Tangent plane to a surface parallel to a plane

Question

I can't solve the following question : Write the coefficient D of tangent plane $ x+By+Cz=D $ to the surface defined by equation $ 2x^2+3y^2+z^2=13/6 $ parallel to the plane $ x+y+z=1 $. Assume that the intersection of the plain and the surface happens in the positive octant.

So I calculate the gradient of the surface's equation, let's write $ \nabla (f) = 4x +6y + 2z $.

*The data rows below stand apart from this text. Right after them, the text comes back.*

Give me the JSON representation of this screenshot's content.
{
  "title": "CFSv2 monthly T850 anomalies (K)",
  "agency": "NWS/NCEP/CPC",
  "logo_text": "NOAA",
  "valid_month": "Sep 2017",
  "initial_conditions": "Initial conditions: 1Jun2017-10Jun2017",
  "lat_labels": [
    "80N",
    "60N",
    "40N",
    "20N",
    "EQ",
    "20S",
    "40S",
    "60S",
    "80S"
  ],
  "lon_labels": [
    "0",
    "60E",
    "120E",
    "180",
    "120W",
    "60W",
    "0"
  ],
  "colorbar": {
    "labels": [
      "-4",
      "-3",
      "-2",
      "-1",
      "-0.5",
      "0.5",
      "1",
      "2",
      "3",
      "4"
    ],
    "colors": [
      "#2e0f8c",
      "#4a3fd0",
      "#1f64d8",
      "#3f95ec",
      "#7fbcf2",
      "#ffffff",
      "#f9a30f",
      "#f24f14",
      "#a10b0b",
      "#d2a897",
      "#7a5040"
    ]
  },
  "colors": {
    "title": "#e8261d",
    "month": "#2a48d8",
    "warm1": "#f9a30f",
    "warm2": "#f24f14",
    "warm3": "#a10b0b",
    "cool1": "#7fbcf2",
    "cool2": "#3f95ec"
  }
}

It needs to be a multiple of plane equation $ x+y+z=1 $ so we get the following equation system:

$ 4x= \lambda ; 6y = \lambda ; $ and $2z= \lambda $

I solve this equation and I get $(\frac{\lambda}{4};\frac{\lambda}{6};\frac{\lambda}{2}) $ but then what I am supposed to do ?

I read that we need to plug it into the equation but why ?

thanks for any help.

as helper told me, answer is 1.99

Answer 1

HINT: As the point is on your curve,

$2(\frac{\lambda}{4})^2 +3 (\frac{\lambda}{6})^2 + (\frac{\lambda}{2})^2 = \frac{13}{6}$

Find $\lambda$.

The equation of the tangent plane will be given by

$(x - \frac{\lambda}{4}) + (y - \frac{\lambda}{6}) + (z - \frac{\lambda}{2}) = 0$

You can resolve it to find the value of $D$.